I am also looking forward to retreat... so if I am not blogging much in the next few days... you will know that I am off relaxing and recharging batteries. I’ll try to post tomorrow before I waltz off and leave the girls in the capable hands here.... (hee! Hee!)

Wednesday, November 05, 2003

I Think She Must Be Feeling A Bit Better....

Isn’t it amazing how you know when your child is on the mend... because they want to be entertained... and yet they have the attention span of a fruit fly!!

I have felt like a cruise director all day! Thank goodness that I had some beads to couch down on a model, some yarn to knit with and graph paper to draw on during the brief DVD break today...because other than that this has been a day of playdough, paints, bead necklaces, construction paper to snip and “help” with the household chores.

I know that she still isn’t herself because whenever she meets with frustration, such as spilling or not having something go her way, there are the tears and tantrums that only a 4 year old can pull. We’ve had one less baking soda bath than yesterday and no new crops of spots... so perhaps we’ve crested the hill on this.

My Mom and stepfather arrive tomorrow and the girls are also in that pre-grandparents high of not wanting to sleep tonight. Is it selfish of me to be looking forward to the escape of the stitching retreat this weekend? (I can’t wait!!!) I’ve been tempted to just take someone else’s design up with me... yes, stitch something that’s NOT mine just to have fun (because even though I like stitching my stuff, I KNOW what it will look like... there’s no fun of anticipation!) The only fly in that ointment is that I just got a really neat idea for a design....
We shall see!!

I have a graphics job for a client that has been almost impossible to work on this week, even though they understand about Bethany being sick, so I am going to work on it tonight once I get the girls down instead of going to choir practice. Maybe I will just hum as I type tonight!

Tuesday, November 04, 2003

Mommy Dragon Wishes She Could Flame the Germs Away!

There is something so frustratingly helpless about watching your child suffer. I wish that I had magic enough to flame germs at the microscopic level in which they exist... but all I can do is watch how they are making Bethany suffer. Yesterday, it got so bad that we had to take her into Outpatients at the hospital. She has developed a host of chicken pox in a place that little girls (and even big girls) do NOT want to have them. The doctor said that it was one of the worst he’d ever seen and gave us some topical anesthetic to use VERY sparingly. I think she would live in a baking soda bath 24/7 right now if she didn’t keep looking like a little pink raisin!

This morning, I think that we have turned the corner (although she still has a crop of new ones elsewhere on her body) because she is in much better humour and at least willing to eat a bit of food or play.

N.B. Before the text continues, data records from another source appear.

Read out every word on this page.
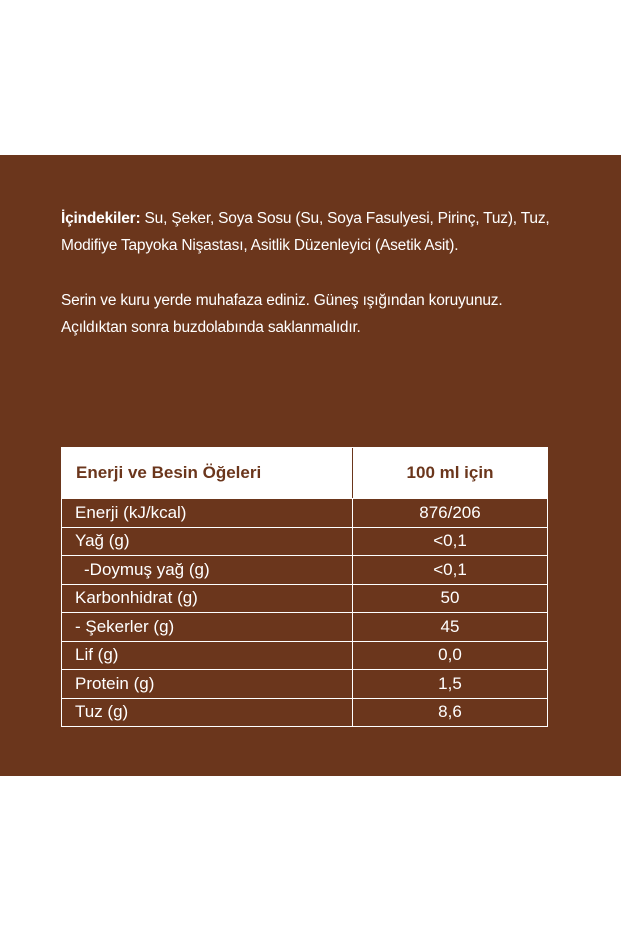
İçindekiler: Su, Şeker, Soya Sosu (Su, Soya Fasulyesi, Pirinç, Tuz), Tuz, Modifiye Tapyoka Nişastası, Asitlik Düzenleyici (Asetik Asit).

Serin ve kuru yerde muhafaza ediniz. Güneş ışığından koruyunuz. Açıldıktan sonra buzdolabında saklanmalıdır.

Enerji ve Besin Öğeleri	100 ml için
Enerji (kJ/kcal)	876/206
Yağ (g)	<0,1
-Doymuş yağ (g)	<0,1
Karbonhidrat (g)	50
- Şekerler (g)	45
Lif (g)	0,0
Protein (g)	1,5
Tuz (g)	8,6
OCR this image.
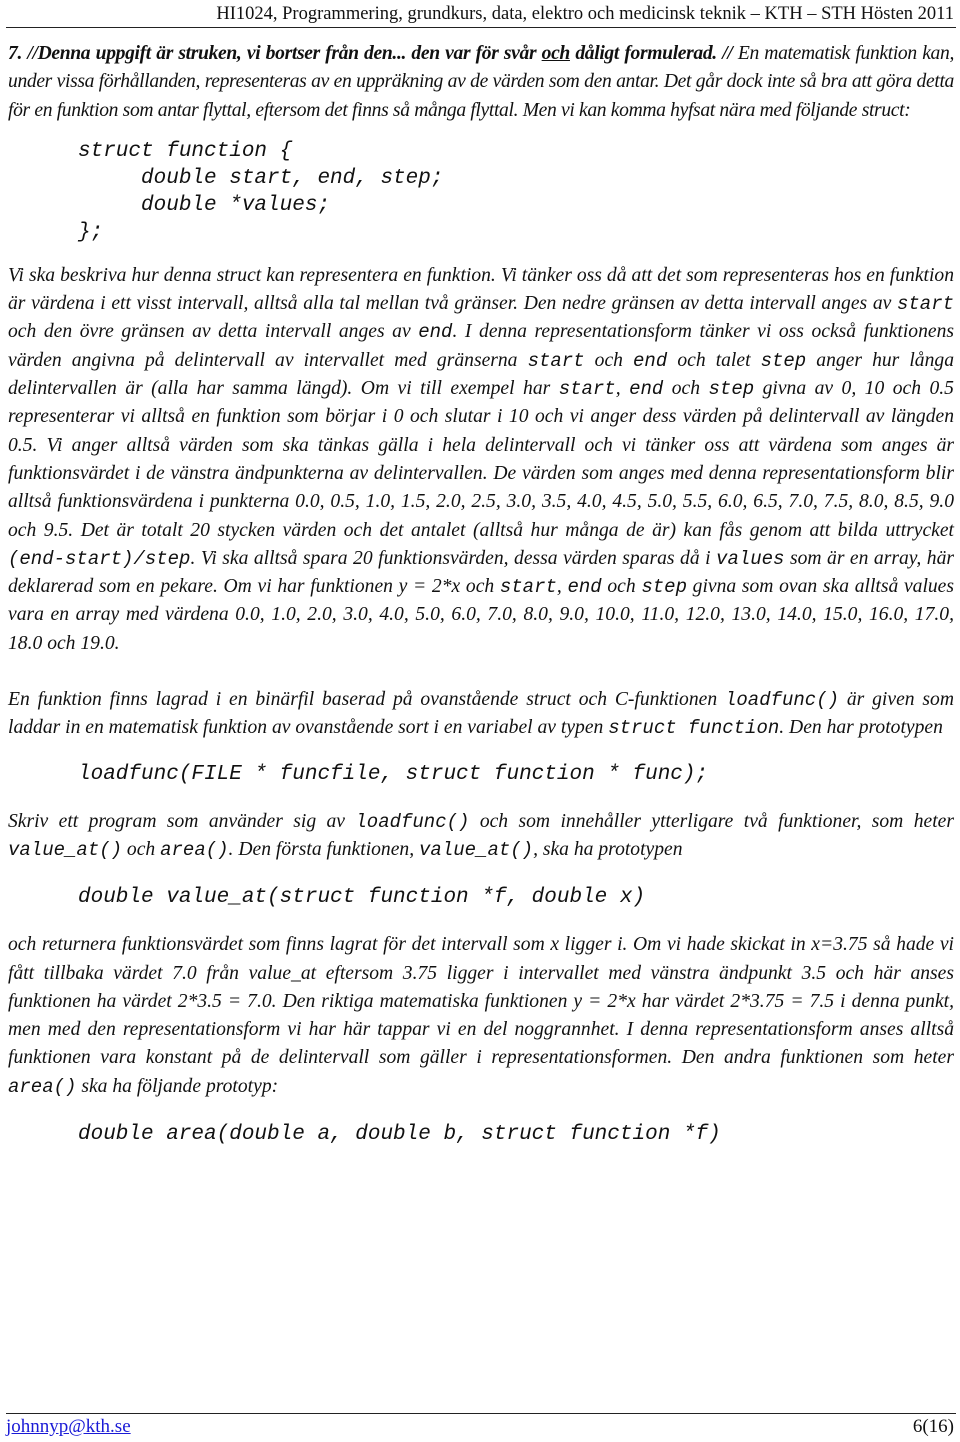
HI1024, Programmering, grundkurs, data, elektro och medicinsk teknik – KTH – STH Hösten 2011

7. //Denna uppgift är struken, vi bortser från den... den var för svår och dåligt formulerad. // En matematisk funktion kan, under vissa förhållanden, representeras av en uppräkning av de värden som den antar. Det går dock inte så bra att göra detta för en funktion som antar flyttal, eftersom det finns så många flyttal. Men vi kan komma hyfsat nära med följande struct:

struct function {
double start, end, step;
double *values;
};

Vi ska beskriva hur denna struct kan representera en funktion. Vi tänker oss då att det som representeras hos en funktion är värdena i ett visst intervall, alltså alla tal mellan två gränser. Den nedre gränsen av detta intervall anges av start och den övre gränsen av detta intervall anges av end. I denna representationsform tänker vi oss också funktionens värden angivna på delintervall av intervallet med gränserna start och end och talet step anger hur långa delintervallen är (alla har samma längd). Om vi till exempel har start, end och step givna av 0, 10 och 0.5 representerar vi alltså en funktion som börjar i 0 och slutar i 10 och vi anger dess värden på delintervall av längden 0.5. Vi anger alltså värden som ska tänkas gälla i hela delintervall och vi tänker oss att värdena som anges är funktionsvärdet i de vänstra ändpunkterna av delintervallen. De värden som anges med denna representationsform blir alltså funktionsvärdena i punkterna 0.0, 0.5, 1.0, 1.5, 2.0, 2.5, 3.0, 3.5, 4.0, 4.5, 5.0, 5.5, 6.0, 6.5, 7.0, 7.5, 8.0, 8.5, 9.0 och 9.5. Det är totalt 20 stycken värden och det antalet (alltså hur många de är) kan fås genom att bilda uttrycket (end-start)/step. Vi ska alltså spara 20 funktionsvärden, dessa värden sparas då i values som är en array, här deklarerad som en pekare. Om vi har funktionen y = 2*x och start, end och step givna som ovan ska alltså values vara en array med värdena 0.0, 1.0, 2.0, 3.0, 4.0, 5.0, 6.0, 7.0, 8.0, 9.0, 10.0, 11.0, 12.0, 13.0, 14.0, 15.0, 16.0, 17.0, 18.0 och 19.0.

En funktion finns lagrad i en binärfil baserad på ovanstående struct och C-funktionen loadfunc() är given som laddar in en matematisk funktion av ovanstående sort i en variabel av typen struct function. Den har prototypen

loadfunc(FILE * funcfile, struct function * func);

Skriv ett program som använder sig av loadfunc() och som innehåller ytterligare två funktioner, som heter value_at() och area(). Den första funktionen, value_at(), ska ha prototypen

double value_at(struct function *f, double x)

och returnera funktionsvärdet som finns lagrat för det intervall som x ligger i. Om vi hade skickat in x=3.75 så hade vi fått tillbaka värdet 7.0 från value_at eftersom 3.75 ligger i intervallet med vänstra ändpunkt 3.5 och här anses funktionen ha värdet 2*3.5 = 7.0. Den riktiga matematiska funktionen y = 2*x har värdet 2*3.75 = 7.5 i denna punkt, men med den representationsform vi har här tappar vi en del noggrannhet. I denna representationsform anses alltså funktionen vara konstant på de delintervall som gäller i representationsformen. Den andra funktionen som heter area() ska ha följande prototyp:

double area(double a, double b, struct function *f)
johnnyp@kth.se	6(16)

How hard it must be for parents who face more serious illnesses with their children. At least I have had the comfort all along of knowing that, though painful as this outbreak has been for both my girls, it IS something from which they can recover. It has been a wonderful way to teach them both to count your blessings even in the midst of a yucky experience. It is also good to know that when 30 years have passed, thinking back to this illness, as I have been remembering my own bout with Chicken Pox, the memories will be vague and distant instead of vivid.